TEMPO.CO
Jakarta – Sebuah inovasi baru di bidang material barokalorik (material yang mengalami perubahan suhu akibat tekanan) menawarkan solusi untuk menjaga kulkas dan AC tetap dingin tanpa menambah beban pemanasan global. Dengan memanfaatkan material ini, kita bisa mengurangi emisi gas rumah kaca yang dihasilkan oleh industri pendingin yang ada saat ini.
Bagaimana Kulkas dan AC Bekerja
Kulkas dan AC beroperasi dengan mengedarkan cairan dalam sistem mereka yang mampu menyerap panas, menghasilkan efek pendinginan melalui siklus evaporasi dan kondensasi. Namun, banyak dari cairan yang digunakan saat ini berkontribusi terhadap efek rumah kaca, yang berujung pada pemanasan global saat terjadi kebocoran.
Inovasi dari Deakin University
Jenny Pringle dan timnya dari Institute for Frontier Materials, Deakin University, Australia, memperkenalkan alternatif ramah lingkungan untuk cairan pendingin. Mereka menggunakan kristal plastik ionik organik yang memiliki molekul-molekul yang dapat bergerak, sehingga membuatnya cukup encer untuk digunakan dalam sistem pendinginan.
Proses Transformasi Kristal
Kristal plastik ini dapat berubah bentuk ketika diberikan tekanan. Molekul-molekul di dalamnya akan bertransformasi dari posisi acak menjadi lebih teratur. Ketika tekanan dilepaskan, mereka kembali ke posisi acak, dan dalam proses itu, kristal menyerap panas, sehingga secara efektif menurunkan suhu di sekitarnya.

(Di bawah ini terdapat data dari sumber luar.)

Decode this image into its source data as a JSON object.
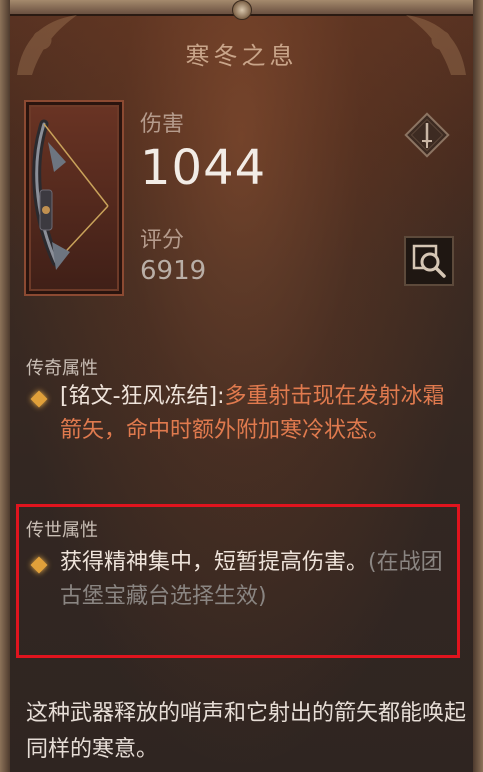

Pemanfaatan dan Batasan Material
Pringle mengakui bahwa metode pendinginan berbasis tekanan ini telah menjadi subjek penelitian sebelumnya. Namun, banyak material barokalorik yang ada hanya dapat berfungsi pada suhu moderat, yang membatasi efisiensi pendinginan yang dapat dihasilkan. Dia menambahkan bahwa kemampuan kristal plastik ionik organik ini dapat menyerap panas hingga mencapai suhu antara -37 hingga 10 derajat Celsius, yang sangat ideal untuk kulkas dan freezer rumah tangga.
Hambatan untuk Penggunaan Praktis
Meski menjanjikan, material baru ini masih berada di tahap penelitian dan belum siap untuk diterapkan di dunia nyata. Salah satu tantangannya adalah tekanan yang diperlukan untuk memicu transformasi kristal tersebut sangat tinggi—ratusan kali lipat dari tekanan atmosfer biasa, setara dengan tekanan yang ditemukan di kedalaman laut ribuan meter, seperti yang dijelaskan oleh Pringle.
Peluang dan Tantangan di Masa Depan
David Boldrin dari University of Glasgow menyatakan bahwa material seperti ini memiliki potensi besar untuk mendekarbonisasi industri yang besar, sesuai dengan temuan terbaru yang dipublikasikan dalam jurnal Science pada 2 Januari 2025. Namun, dia juga menyampaikan keprihatinan mengenai kebutuhan akan tekanan tinggi. Selain itu, Bing Li dari Akademi Ilmu Pengetahuan Cina menyoroti isu praktis lainnya yang mungkin muncul dari pendekatan pendinginan baru ini. Ia menjelaskan bahwa kemampuan menyerap panas dari setiap kristal kemungkinan akan menurun seiring dengan meningkatnya frekuensi proses karena susunan molekul yang semakin rapat. Meski demikian, Bing Li tetap optimis bahwa teknologi ini akan segera dapat diterapkan di dunia nyata.